Salford Council 'hasn't got the money' to save canal cranes

Blue cranes at Salford Quays
Image caption The cranes will cost in the region of £100,000 to demolish

A pair of canal cranes will be demolished because Salford City Council "hasn't got the money to save them".

The cranes on Salford Quays, which have fallen into disrepair since being decommissioned, would be too expensive to save and had to demolished "because of safety fears", a spokesman said.

Mayor Ian Stewart said it would be "wrong to spend £1m on preserving two rusting and dangerous cranes".

The cranes were erected in 1966 and decommissioned in 1988.

The council spokesman said "large pieces of rusted metalwork have already fallen onto the pedestrian footpath below, close to the nearby Metrolink track".

'Rusting and dangerous'

He said that though the bases were fenced off, there would be "further safety fears if the deteriorating cranes are not dismantled and removed permanently".

He added the council had been "working for months to try and find external funding to preserve the cranes but has been unsuccessful".

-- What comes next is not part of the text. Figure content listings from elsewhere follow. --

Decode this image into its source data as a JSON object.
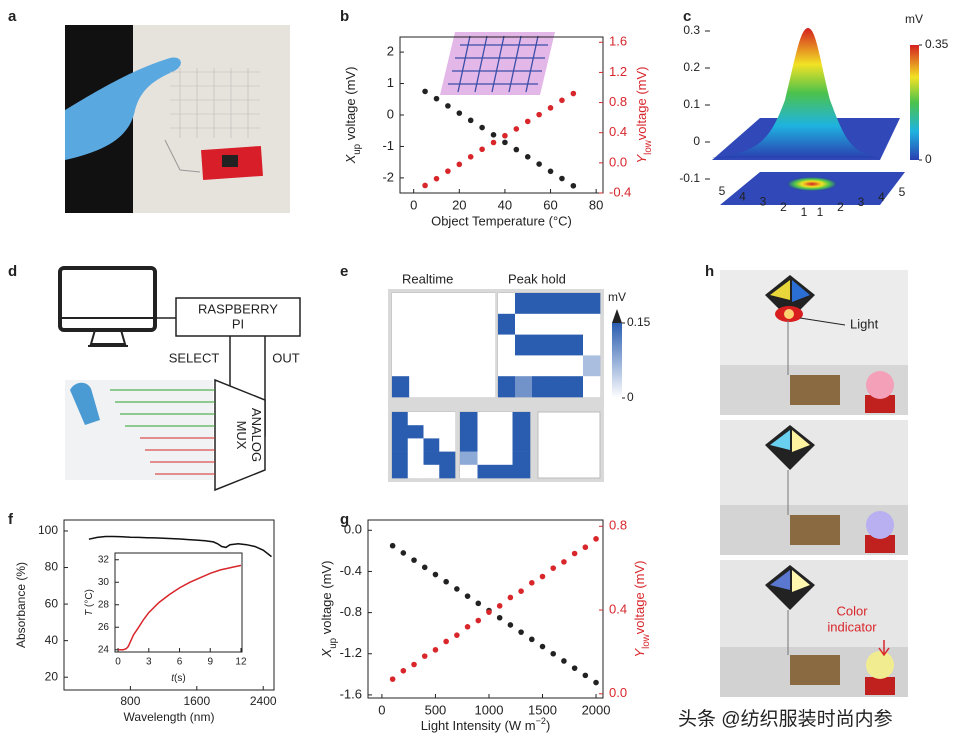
{
  "chart_data": [
    {
      "type": "scatter",
      "panel": "b",
      "x": [
        5,
        10,
        15,
        20,
        25,
        30,
        35,
        40,
        45,
        50,
        55,
        60,
        65,
        70
      ],
      "series": [
        {
          "color": "#222222",
          "values": [
            0.75,
            0.52,
            0.29,
            0.06,
            -0.17,
            -0.4,
            -0.63,
            -0.87,
            -1.1,
            -1.33,
            -1.56,
            -1.79,
            -2.02,
            -2.25
          ]
        },
        {
          "color": "#d8262b",
          "axis": "y2",
          "values": [
            -0.3,
            -0.21,
            -0.11,
            -0.02,
            0.08,
            0.18,
            0.27,
            0.36,
            0.45,
            0.55,
            0.64,
            0.73,
            0.83,
            0.92
          ]
        }
      ],
      "xlim": [
        -6,
        83
      ],
      "xticks": [
        0,
        20,
        40,
        60,
        80
      ],
      "ylim": [
        -2.48,
        2.48
      ],
      "yticks": [
        -2,
        -1,
        0,
        1,
        2
      ],
      "y2lim": [
        -0.4,
        1.67
      ],
      "y2ticks": [
        -0.4,
        {
          "value": 0,
          "label": "0.0"
        },
        0.4,
        0.8,
        1.2,
        1.6
      ],
      "y2color": "#d8262b",
      "xlabel": "Object Temperature (°C)",
      "ylabel": [
        {
          "text": "X",
          "italic": true
        },
        {
          "text": "up",
          "sub": true
        },
        {
          "text": " voltage (mV)"
        }
      ],
      "y2label": [
        {
          "text": "Y",
          "italic": true
        },
        {
          "text": "low",
          "sub": true
        },
        {
          "text": "voltage (mV)"
        }
      ]
    },
    {
      "type": "surface",
      "panel": "c",
      "zlim": [
        -0.1,
        0.3
      ],
      "zticks": [
        0.3,
        0.2,
        0.1,
        0,
        -0.1
      ],
      "xticks": [
        5,
        4,
        3,
        2,
        1
      ],
      "yticks": [
        1,
        2,
        3,
        4,
        5
      ],
      "colorbar": {
        "label": "mV",
        "lim": [
          0,
          0.35
        ],
        "ticks": [
          0,
          0.35
        ]
      }
    },
    {
      "type": "heatmap",
      "panel": "e",
      "titles": [
        "Realtime",
        "Peak hold"
      ],
      "colors": [
        "#ffffff",
        "#2a5db0"
      ],
      "matrices": [
        [
          [
            0,
            0,
            0,
            0,
            0,
            0
          ],
          [
            0,
            0,
            0,
            0,
            0,
            0
          ],
          [
            0,
            0,
            0,
            0,
            0,
            0
          ],
          [
            0,
            0,
            0,
            0,
            0,
            0
          ],
          [
            0.15,
            0,
            0,
            0,
            0,
            0
          ]
        ],
        [
          [
            0,
            0.15,
            0.15,
            0.15,
            0.15,
            0.15
          ],
          [
            0.15,
            0,
            0,
            0,
            0,
            0
          ],
          [
            0,
            0.15,
            0.15,
            0.15,
            0.15,
            0
          ],
          [
            0,
            0,
            0,
            0,
            0,
            0.06
          ],
          [
            0.15,
            0.1,
            0.15,
            0.15,
            0.15,
            0
          ]
        ],
        [
          [
            0.15,
            0,
            0,
            0
          ],
          [
            0.15,
            0.15,
            0,
            0
          ],
          [
            0.15,
            0,
            0.15,
            0
          ],
          [
            0.15,
            0,
            0.15,
            0.15
          ],
          [
            0.15,
            0,
            0,
            0.15
          ]
        ],
        [
          [
            0.15,
            0,
            0,
            0.15
          ],
          [
            0.15,
            0,
            0,
            0.15
          ],
          [
            0.15,
            0,
            0,
            0.15
          ],
          [
            0.08,
            0,
            0,
            0.15
          ],
          [
            0,
            0.15,
            0.15,
            0.15
          ]
        ]
      ],
      "colorbar": {
        "label": "mV",
        "lim": [
          0,
          0.15
        ],
        "ticks": [
          0,
          0.15
        ]
      }
    },
    {
      "type": "line",
      "panel": "f",
      "x": [
        300,
        400,
        500,
        600,
        700,
        800,
        900,
        1000,
        1100,
        1200,
        1300,
        1400,
        1500,
        1600,
        1700,
        1800,
        1850,
        1900,
        1950,
        2000,
        2100,
        2200,
        2300,
        2400,
        2500
      ],
      "series": [
        {
          "color": "#111111",
          "values": [
            95.5,
            96.5,
            97,
            97,
            96.8,
            96.6,
            96.5,
            96.3,
            96.2,
            96,
            95.8,
            95.6,
            95.3,
            95,
            94.6,
            94,
            93,
            91.5,
            91,
            92.5,
            93,
            92.5,
            91.5,
            89.5,
            86
          ]
        }
      ],
      "xlim": [
        0,
        2530
      ],
      "xticks": [
        800,
        1600,
        2400
      ],
      "ylim": [
        13,
        106
      ],
      "yticks": [
        20,
        40,
        60,
        80,
        100
      ],
      "xlabel": "Wavelength (nm)",
      "ylabel": "Absorbance (%)",
      "inset": {
        "type": "line",
        "x": [
          0,
          0.5,
          0.8,
          1,
          1.5,
          2,
          2.5,
          3,
          4,
          5,
          6,
          7,
          8,
          9,
          10,
          11,
          12
        ],
        "series": [
          {
            "color": "#d8262b",
            "values": [
              24,
              24,
              24.1,
              24.3,
              25.3,
              26,
              26.7,
              27.3,
              28.2,
              28.9,
              29.5,
              30,
              30.4,
              30.8,
              31.1,
              31.3,
              31.5
            ]
          }
        ],
        "xlim": [
          -0.3,
          12.1
        ],
        "xticks": [
          0,
          3,
          6,
          9,
          12
        ],
        "ylim": [
          23.8,
          32.6
        ],
        "yticks": [
          24,
          26,
          28,
          30,
          32
        ],
        "xlabel": [
          {
            "text": "t",
            "italic": true
          },
          {
            "text": "(s)"
          }
        ],
        "ylabel": [
          {
            "text": "T",
            "italic": true
          },
          {
            "text": " (°C)"
          }
        ]
      }
    },
    {
      "type": "scatter",
      "panel": "g",
      "x": [
        100,
        200,
        300,
        400,
        500,
        600,
        700,
        800,
        900,
        1000,
        1100,
        1200,
        1300,
        1400,
        1500,
        1600,
        1700,
        1800,
        1900,
        2000
      ],
      "series": [
        {
          "color": "#222222",
          "values": [
            -0.15,
            -0.22,
            -0.29,
            -0.36,
            -0.43,
            -0.5,
            -0.57,
            -0.64,
            -0.71,
            -0.78,
            -0.85,
            -0.92,
            -0.99,
            -1.06,
            -1.13,
            -1.2,
            -1.27,
            -1.34,
            -1.41,
            -1.48
          ]
        },
        {
          "color": "#d8262b",
          "axis": "y2",
          "values": [
            0.07,
            0.11,
            0.14,
            0.18,
            0.21,
            0.25,
            0.28,
            0.32,
            0.35,
            0.39,
            0.42,
            0.46,
            0.49,
            0.53,
            0.56,
            0.6,
            0.63,
            0.67,
            0.7,
            0.74
          ]
        }
      ],
      "xlim": [
        -130,
        2065
      ],
      "xticks": [
        0,
        500,
        1000,
        1500,
        2000
      ],
      "ylim": [
        -1.63,
        0.1
      ],
      "yticks": [
        -1.6,
        -1.2,
        -0.8,
        -0.4,
        {
          "value": 0,
          "label": "0.0"
        }
      ],
      "y2lim": [
        -0.02,
        0.83
      ],
      "y2ticks": [
        {
          "value": 0,
          "label": "0.0"
        },
        0.4,
        0.8
      ],
      "y2color": "#d8262b",
      "xlabel": [
        {
          "text": "Light Intensity (W m"
        },
        {
          "text": "−2",
          "sup": true
        },
        {
          "text": ")"
        }
      ],
      "ylabel": [
        {
          "text": "X",
          "italic": true
        },
        {
          "text": "up",
          "sub": true
        },
        {
          "text": " voltage (mV)"
        }
      ],
      "y2label": [
        {
          "text": "Y",
          "italic": true
        },
        {
          "text": "low",
          "sub": true
        },
        {
          "text": "voltage (mV)"
        }
      ]
    }
  ],
  "figure": {
    "a": {
      "panel": "a"
    },
    "d": {
      "panel": "d",
      "board": [
        "RASPBERRY",
        "PI"
      ],
      "select": "SELECT",
      "out": "OUT",
      "mux": [
        "ANALOG",
        "MUX"
      ]
    },
    "h": {
      "panel": "h",
      "light": "Light",
      "indicator": [
        "Color",
        "indicator"
      ]
    },
    "watermark": "头条 @纺织服装时尚内参"
  }
}
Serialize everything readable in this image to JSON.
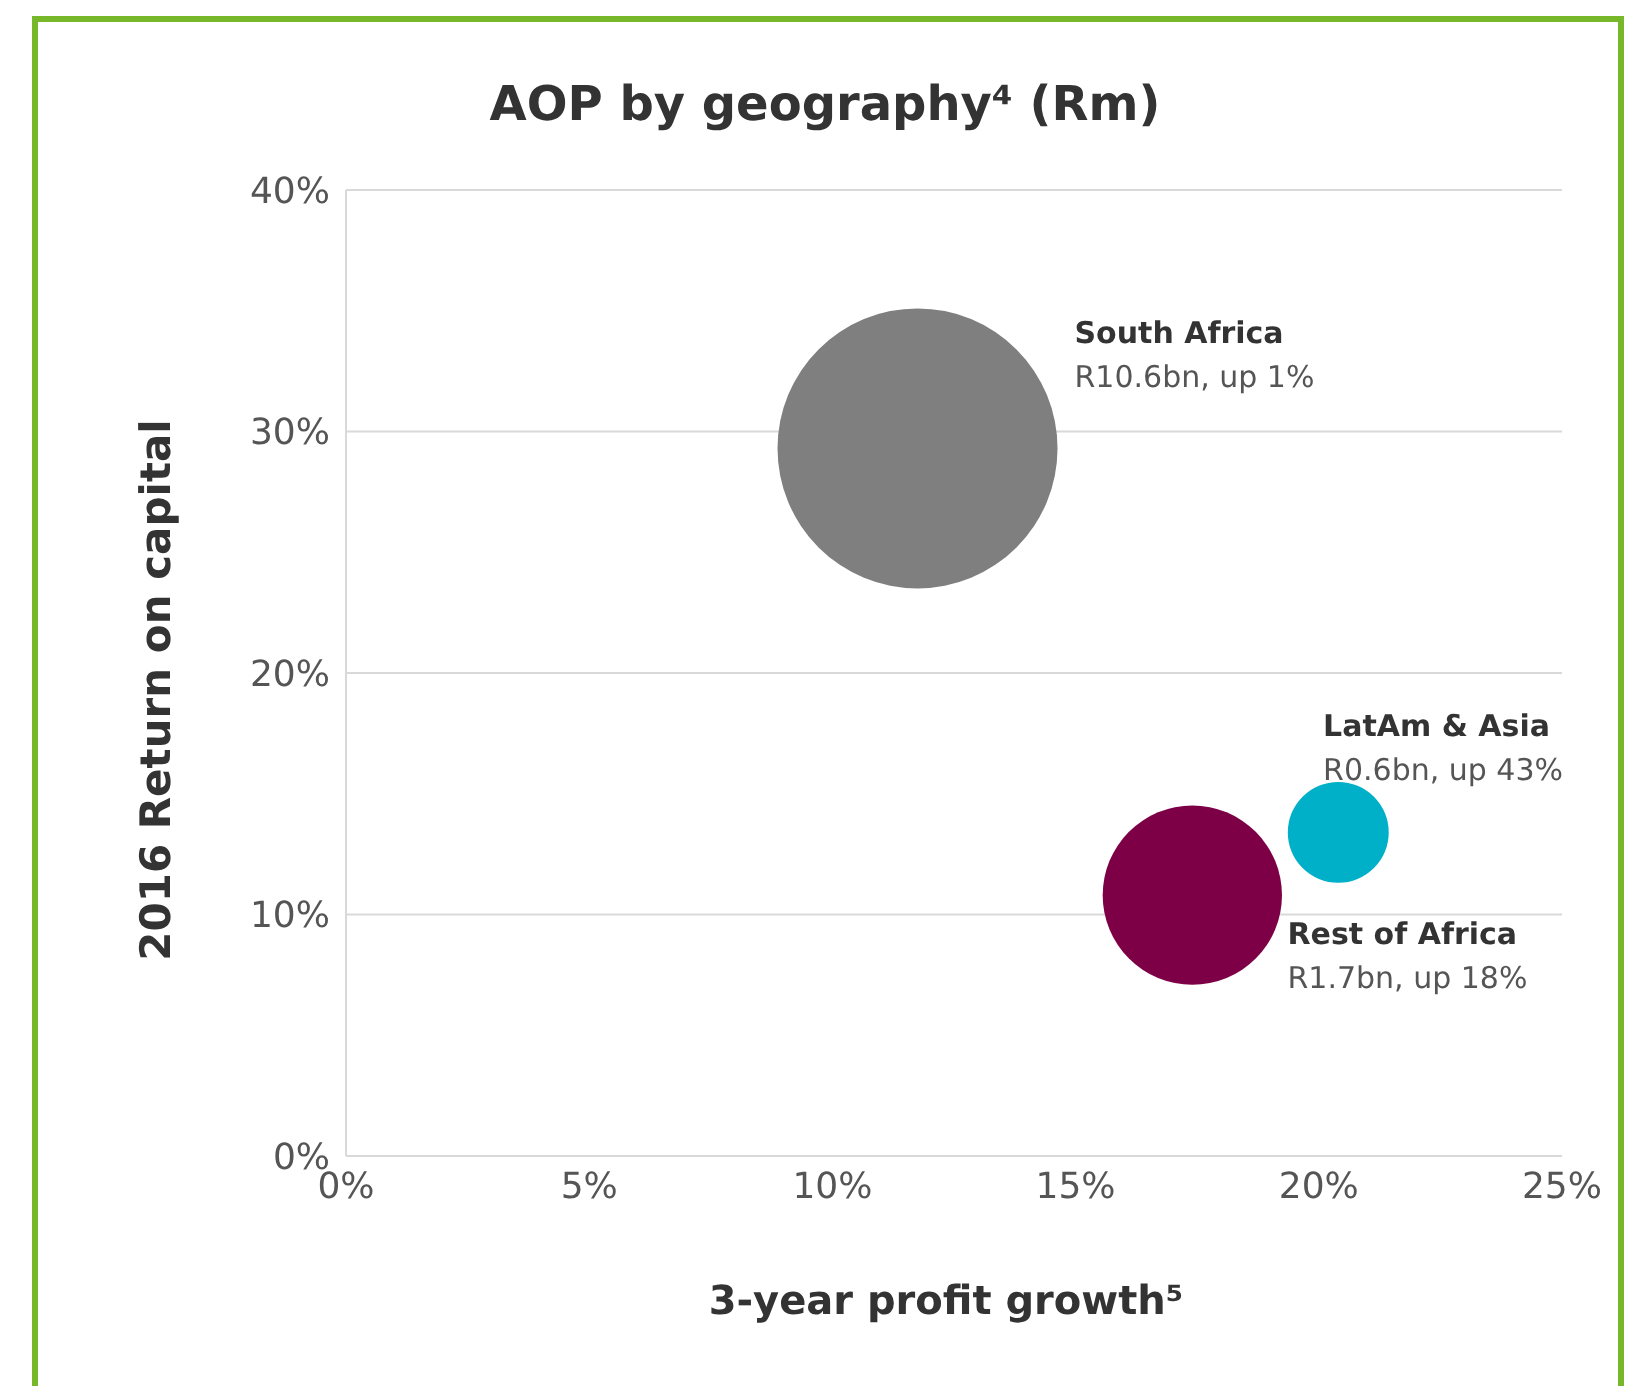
{
  "chart_data": {
    "type": "bubble",
    "title": "AOP by geography⁴ (Rm)",
    "xlabel": "3-year profit growth⁵",
    "ylabel": "2016 Return on capital",
    "xlim": [
      0,
      25
    ],
    "xticks": [
      {
        "value": 0,
        "label": "0%"
      },
      {
        "value": 5,
        "label": "5%"
      },
      {
        "value": 10,
        "label": "10%"
      },
      {
        "value": 15,
        "label": "15%"
      },
      {
        "value": 20,
        "label": "20%"
      },
      {
        "value": 25,
        "label": "25%"
      }
    ],
    "ylim": [
      0,
      40
    ],
    "yticks": [
      {
        "value": 0,
        "label": "0%"
      },
      {
        "value": 10,
        "label": "10%"
      },
      {
        "value": 20,
        "label": "20%"
      },
      {
        "value": 30,
        "label": "30%"
      },
      {
        "value": 40,
        "label": "40%"
      }
    ],
    "grid": "y",
    "legend": false,
    "series": [
      {
        "name": "South Africa",
        "color": "#7f7f7f",
        "x": [
          11.75
        ],
        "values": [
          29.3
        ],
        "sizes": [
          1
        ],
        "value_labels": [
          "R10.6bn, up 1%"
        ]
      },
      {
        "name": "Rest of Africa",
        "color": "#7d0046",
        "x": [
          17.4
        ],
        "values": [
          10.8
        ],
        "sizes": [
          0.41
        ],
        "value_labels": [
          "R1.7bn, up 18%"
        ]
      },
      {
        "name": "LatAm & Asia",
        "color": "#00afc8",
        "x": [
          20.4
        ],
        "values": [
          13.4
        ],
        "sizes": [
          0.13
        ],
        "value_labels": [
          "R0.6bn, up 43%"
        ]
      }
    ]
  }
}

Work to dismantle the cranes, which will cost in the region of £100,000, will begin in early 2013 and will coincide with Metrolink maintenance work "to avoid unnecessary obstruction and delays".

Mr Stewart said the cranes were "a reminder of the dock workers who built our city... but the current economic climate means we just haven't got the money to save them".

"It would be wrong to spend £1m on preserving two rusting and dangerous cranes, when the people of Salford are struggling to make ends meet," he said.

He added that the council was "working with our partners to try and ensure that at least some part of this symbol of Salford's past can be preserved in the future".